What does this do for the web? Well, consider a request broken down into stages such as:
  1. Receiving the request
  2. Authorizing the user
  3. Looking up the data
  4. Rendering the template
  5. Returning the response
The request can be modeled as a five stage pipeline which itself can be modeled with five CSP processes. You could of course just have the same number of threads processing requests in parallel, and this would work fine if you're using a traditional database because the database will handle concurrent access to the data for you. However, if you're using something other than a traditional database (which was the whole point of the thread), you'll have race conditions which will corrupt your data. The CSP model solves this problem since data is only accessed in stage 3 (that is, by a single process).

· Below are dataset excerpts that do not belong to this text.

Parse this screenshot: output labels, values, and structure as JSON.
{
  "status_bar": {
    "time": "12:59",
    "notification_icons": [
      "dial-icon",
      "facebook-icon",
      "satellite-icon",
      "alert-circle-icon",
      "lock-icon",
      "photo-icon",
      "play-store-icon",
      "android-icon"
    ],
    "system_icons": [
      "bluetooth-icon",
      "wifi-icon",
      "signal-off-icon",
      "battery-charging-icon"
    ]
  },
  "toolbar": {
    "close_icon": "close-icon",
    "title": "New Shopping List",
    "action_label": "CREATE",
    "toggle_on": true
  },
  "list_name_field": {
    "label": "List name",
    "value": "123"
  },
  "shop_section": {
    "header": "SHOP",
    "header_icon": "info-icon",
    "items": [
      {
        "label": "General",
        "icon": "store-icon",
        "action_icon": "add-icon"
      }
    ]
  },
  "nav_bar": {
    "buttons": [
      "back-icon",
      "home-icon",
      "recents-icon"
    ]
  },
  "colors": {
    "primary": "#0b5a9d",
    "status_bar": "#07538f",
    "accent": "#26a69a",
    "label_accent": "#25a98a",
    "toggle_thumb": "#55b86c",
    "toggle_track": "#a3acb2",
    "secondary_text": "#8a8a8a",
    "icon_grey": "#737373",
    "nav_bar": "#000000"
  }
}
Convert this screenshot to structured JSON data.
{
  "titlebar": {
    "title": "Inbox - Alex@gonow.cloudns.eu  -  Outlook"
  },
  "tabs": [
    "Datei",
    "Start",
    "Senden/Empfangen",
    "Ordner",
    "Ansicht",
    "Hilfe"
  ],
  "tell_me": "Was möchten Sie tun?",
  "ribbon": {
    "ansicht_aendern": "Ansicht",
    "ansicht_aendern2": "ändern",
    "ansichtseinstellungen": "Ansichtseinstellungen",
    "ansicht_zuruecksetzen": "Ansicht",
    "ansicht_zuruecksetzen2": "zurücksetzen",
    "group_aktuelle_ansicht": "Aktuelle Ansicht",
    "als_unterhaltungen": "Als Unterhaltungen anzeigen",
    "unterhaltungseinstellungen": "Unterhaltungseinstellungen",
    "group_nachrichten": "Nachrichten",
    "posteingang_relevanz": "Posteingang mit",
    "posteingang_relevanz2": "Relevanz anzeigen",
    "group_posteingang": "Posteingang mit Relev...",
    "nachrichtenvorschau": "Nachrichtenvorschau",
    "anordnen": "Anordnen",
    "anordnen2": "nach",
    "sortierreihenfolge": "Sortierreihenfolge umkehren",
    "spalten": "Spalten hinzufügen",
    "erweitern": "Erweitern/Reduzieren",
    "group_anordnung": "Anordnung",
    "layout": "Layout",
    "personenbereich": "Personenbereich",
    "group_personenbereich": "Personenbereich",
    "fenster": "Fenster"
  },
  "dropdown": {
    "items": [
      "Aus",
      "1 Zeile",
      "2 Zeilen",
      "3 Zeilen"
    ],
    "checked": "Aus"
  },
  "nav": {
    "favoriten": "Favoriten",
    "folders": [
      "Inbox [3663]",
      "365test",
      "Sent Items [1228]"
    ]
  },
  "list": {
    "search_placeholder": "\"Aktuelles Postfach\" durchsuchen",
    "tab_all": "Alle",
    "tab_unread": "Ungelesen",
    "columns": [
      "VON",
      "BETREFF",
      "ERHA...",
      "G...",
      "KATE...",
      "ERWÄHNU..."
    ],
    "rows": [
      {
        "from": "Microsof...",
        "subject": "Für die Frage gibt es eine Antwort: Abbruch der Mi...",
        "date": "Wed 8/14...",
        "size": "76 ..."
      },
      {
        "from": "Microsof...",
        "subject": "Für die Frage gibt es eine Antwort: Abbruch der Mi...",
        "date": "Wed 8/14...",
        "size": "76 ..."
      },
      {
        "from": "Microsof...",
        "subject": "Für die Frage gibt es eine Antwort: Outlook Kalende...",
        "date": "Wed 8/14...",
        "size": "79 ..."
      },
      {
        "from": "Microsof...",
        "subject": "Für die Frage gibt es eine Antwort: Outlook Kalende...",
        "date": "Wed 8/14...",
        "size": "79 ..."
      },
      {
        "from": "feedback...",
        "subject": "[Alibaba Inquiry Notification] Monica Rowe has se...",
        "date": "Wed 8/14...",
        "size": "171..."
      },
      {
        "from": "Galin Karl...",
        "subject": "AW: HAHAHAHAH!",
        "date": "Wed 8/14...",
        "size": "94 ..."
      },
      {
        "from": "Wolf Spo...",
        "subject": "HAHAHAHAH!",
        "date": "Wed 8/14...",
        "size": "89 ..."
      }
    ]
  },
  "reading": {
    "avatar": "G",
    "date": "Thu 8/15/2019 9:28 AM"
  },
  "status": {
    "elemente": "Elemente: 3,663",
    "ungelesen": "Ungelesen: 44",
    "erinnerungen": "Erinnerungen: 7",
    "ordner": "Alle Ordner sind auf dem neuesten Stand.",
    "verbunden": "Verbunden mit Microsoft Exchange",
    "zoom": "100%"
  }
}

The question I'm still grappling with is what if you want to scale beyond five concurrent requests? Assuming you can't expand your pipeline into more stages, I can see partitioning the application so that different services are processed by different pipelines, or by replicating the pipeline. The second option eliminates the benefit of CSP by creating multiple processes that access the data in step three concurrently. The first option, on the other hand, can only be applied to completely independent services so it doesn't really help us to scale the original service.

So while CSP looks like it will help spread an application across multiple cores on a single machine, it still looks like we need concurrent access to data if we're going to scale a web application horizontally.

We know that simply storing objects in a flat file can work for a web application, and we know that providing a versioning mechanism can allow concurrent access to data. Perhaps we could simply serialize each object to disk on a file system that can be safely shared across machines? We would of course have to organize the files in a way that doesn't overwhelm the file system with too many files or files that are too large.